Question

A conductivity cell filled with 0.02 M $AgN{{O}_{3}}$ gives at 25 $^{o}C$ a resistance of 947 ohms. If the cell constant is 2.3 $c{{m}^{-1}}$ . What is the molar conductivity of the 0.02 M $AgN{{O}_{3}}$ at 25 $^{o}C$ .
A. 121.43 ${{\Omega }^{-1}}c{{m}^{2}}mol{{e}^{-1}}$
B. 101.4 ${{\Omega }^{-1}}c{{m}^{2}}mol{{e}^{-1}}$
C. 111.4 ${{\Omega }^{-1}}c{{m}^{2}}mol{{e}^{-1}}$
D. None of the above.

Answer 1

Hint: There is a formula to calculate the molar conductivity of a solution.
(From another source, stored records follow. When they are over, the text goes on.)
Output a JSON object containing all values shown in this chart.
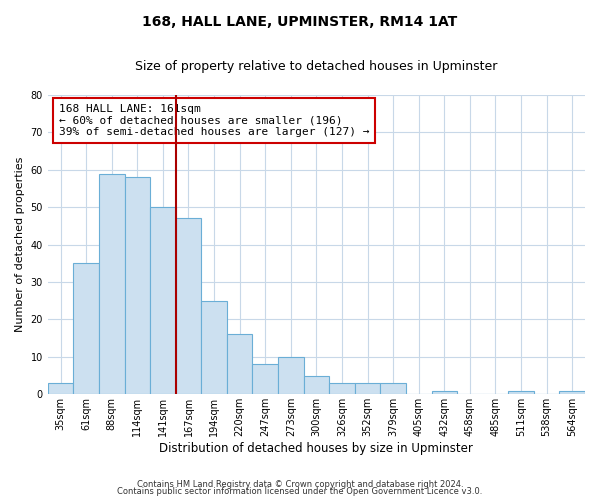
{
  "title": "168, HALL LANE, UPMINSTER, RM14 1AT",
  "subtitle": "Size of property relative to detached houses in Upminster",
  "xlabel": "Distribution of detached houses by size in Upminster",
  "ylabel": "Number of detached properties",
  "bar_labels": [
    "35sqm",
    "61sqm",
    "88sqm",
    "114sqm",
    "141sqm",
    "167sqm",
    "194sqm",
    "220sqm",
    "247sqm",
    "273sqm",
    "300sqm",
    "326sqm",
    "352sqm",
    "379sqm",
    "405sqm",
    "432sqm",
    "458sqm",
    "485sqm",
    "511sqm",
    "538sqm",
    "564sqm"
  ],
  "bar_values": [
    3,
    35,
    59,
    58,
    50,
    47,
    25,
    16,
    8,
    10,
    5,
    3,
    3,
    3,
    0,
    1,
    0,
    0,
    1,
    0,
    1
  ],
  "bar_color": "#cce0f0",
  "bar_edge_color": "#6aaed6",
  "vline_x_index": 5,
  "vline_color": "#aa0000",
  "annotation_text": "168 HALL LANE: 161sqm\n← 60% of detached houses are smaller (196)\n39% of semi-detached houses are larger (127) →",
  "annotation_box_edge": "#cc0000",
  "ylim": [
    0,
    80
  ],
  "yticks": [
    0,
    10,
    20,
    30,
    40,
    50,
    60,
    70,
    80
  ],
  "footer_line1": "Contains HM Land Registry data © Crown copyright and database right 2024.",
  "footer_line2": "Contains public sector information licensed under the Open Government Licence v3.0.",
  "background_color": "#ffffff",
  "plot_background": "#ffffff",
  "grid_color": "#c8d8e8",
  "title_fontsize": 10,
  "subtitle_fontsize": 9,
  "xlabel_fontsize": 8.5,
  "ylabel_fontsize": 8,
  "tick_fontsize": 7,
  "annotation_fontsize": 8,
  "footer_fontsize": 6
}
The formula is as follows.
\[{{\Lambda }_{m}}=\dfrac{R\times 1000}{M}\]
${{\Lambda }_{m}}$ = molar conductivity
R = Specific conductance of the solution
M = Molarity of the solution.

Complete step by step answer:
- In the question they asked to find the molar conductivity of the 0.02 M silver nitrate solution by giving the resistance and molarity of the solution.
- But to calculate the molar conductivity of the solution first we should calculate the specific conductance of the solution by using the following formula.
\[R=G\times \dfrac{l}{a}\]
R = specific conductance of the solution
G = Conductance of the solution = $\dfrac{1}{947}$ (Conductance means reciprocal of Resistance)
$\dfrac{l}{a}$ = Resistance of the solution = 2.3
- Substitute all the known values in the above formula to get the specific conductance of the solution.
\[\begin{align}
  & R=G\times \dfrac{l}{a} \\
 & R=\dfrac{1}{947}\times 2.3 \\
 & R=2.42\times {{10}^{-3}}oh{{m}^{-1}}c{{m}^{-1}} \\
\end{align}\]

- From specific conductance of the solution we can calculate the molar conductivity of the solution by using the following formula.
\[{{\Lambda }_{m}}=\dfrac{R\times 1000}{M}\]
${{\Lambda }_{m}}$ = molar conductivity
R = Specific conductance of the solution = $2.42\times {{10}^{-3}}oh{{m}^{-1}}c{{m}^{-1}}$
M = Molarity of the solution = 0.02 M

- Substitute all the known values in the above formula to get the molar conductivity of the solution
\[\begin{align}
  & {{\Lambda }_{m}}=\dfrac{R\times 1000}{M} \\
 & {{\Lambda }_{m}}=\dfrac{2.42\times {{10}^{-3}}\times 1000}{0.02} \\
 & {{\Lambda }_{m}}=121.43{{\Omega }^{-1}}c{{m}^{2}}mo{{l}^{-1}} \\
\end{align}\]
- Therefore the molar conductivity of the solution is 121.43 ${{\Omega }^{-1}}c{{m}^{2}}mol{{e}^{-1}}$ .
So, the correct answer is “Option A”.

Note: Don’t be confused with Siemen, $oh{{m}^{-1}}$ and ${{\Omega }^{-1}}$ . All are the same and going to denote the resistance only. The relation between them is as follows.
Siemen = $oh{{m}^{-1}}$ = ${{\Omega }^{-1}}$ .
The above are the units to represent the resistance in different forms.